100 days Nov 23, 2017

Here's a riddle for you:

When does negative reinforcement become positive punishment?

When it's poorly timed.

OK, it's not a funny riddle and your horse won't think it is either.

So, what do I mean?

Let's say you use a whip tap to cue your horse to move its left foot left, as you would when teaching 'Hips to the Fence for Mounting'. If you haven't seen that video, there's a free lesson and you can get it here and watch the video (if you aren't yet registered for the free material then you will need to enter your email address).

You've got the horse lined up on the fence and you begin tapping the hip. If you stop immediately the horse makes the slightest step to the left with that left hind foot, you can ignore the other feet, then the horse will quickly get the idea and you should teach the lesson in five to ten minutes.

Let's say you 'miss' the foot moving left and continue tapping. The horse will continue looking for answers in movement and if you keep 'missing' an opportunity to release pressure, you will, at best, have a highly emotional, confused and frustrated horse.

The frequency of your tapping has to match your horse's arousal level. The tap is your motivation to change - too little tap and no motivation, too much tap and too much emotion. Each horse will be different. Some horses only need to see the whip and they begin to look for answers, others need a light touch. The cue should be ONLY enough to motivate the horse to move something and no more and you will be able to reduce the amount of pressure you apply each time you cue. That is, the horse will begin to learn the pattern immediately so what began as a tap on the hip, quickly becomes raising the whip.

Let's say you decide you want to time the taps, for example, you want to tap the horse once every 2 seconds. Umm, this is going to be impossible because there is now no reward or release and the cue becomes arbitrary, as does the release of pressure.
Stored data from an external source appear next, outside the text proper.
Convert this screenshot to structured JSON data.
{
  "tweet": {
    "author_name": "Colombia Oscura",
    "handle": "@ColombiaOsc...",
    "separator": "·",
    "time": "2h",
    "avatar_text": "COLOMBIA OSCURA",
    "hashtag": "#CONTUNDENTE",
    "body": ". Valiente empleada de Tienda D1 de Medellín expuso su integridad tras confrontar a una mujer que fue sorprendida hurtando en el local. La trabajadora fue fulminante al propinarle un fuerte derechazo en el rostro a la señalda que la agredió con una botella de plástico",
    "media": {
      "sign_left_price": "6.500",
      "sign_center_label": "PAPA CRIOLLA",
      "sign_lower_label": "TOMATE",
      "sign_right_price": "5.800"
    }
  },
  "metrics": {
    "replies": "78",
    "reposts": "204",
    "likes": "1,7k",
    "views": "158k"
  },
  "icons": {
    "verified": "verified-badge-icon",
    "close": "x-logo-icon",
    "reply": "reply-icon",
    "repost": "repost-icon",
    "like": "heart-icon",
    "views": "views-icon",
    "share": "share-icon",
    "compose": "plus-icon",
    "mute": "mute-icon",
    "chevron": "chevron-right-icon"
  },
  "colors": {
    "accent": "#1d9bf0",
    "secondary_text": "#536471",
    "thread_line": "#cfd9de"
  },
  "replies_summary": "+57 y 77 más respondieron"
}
What you will quickly find is that you will teach the behaviour that comes immediately after the tap.

In this case, you're most likely to teach rearing if you continue for more than one minute because the first thing your horse will do after the tap is raise its head. Next time you tap, the horse will raise its head higher because that stopped the tap last time - you see where this is going, right?

The behaviour your horse is doing when you stop tapping is the behaviour you are reinforcing. This is why bucking is easily learned - the horse gets an instant release of pressure when the rider leaves the saddle!

It's all in the timing.

Can you think of any other times that it's easy to teach things you don't want by delaying release, reinforcement or reward? If so, let me know in the comments.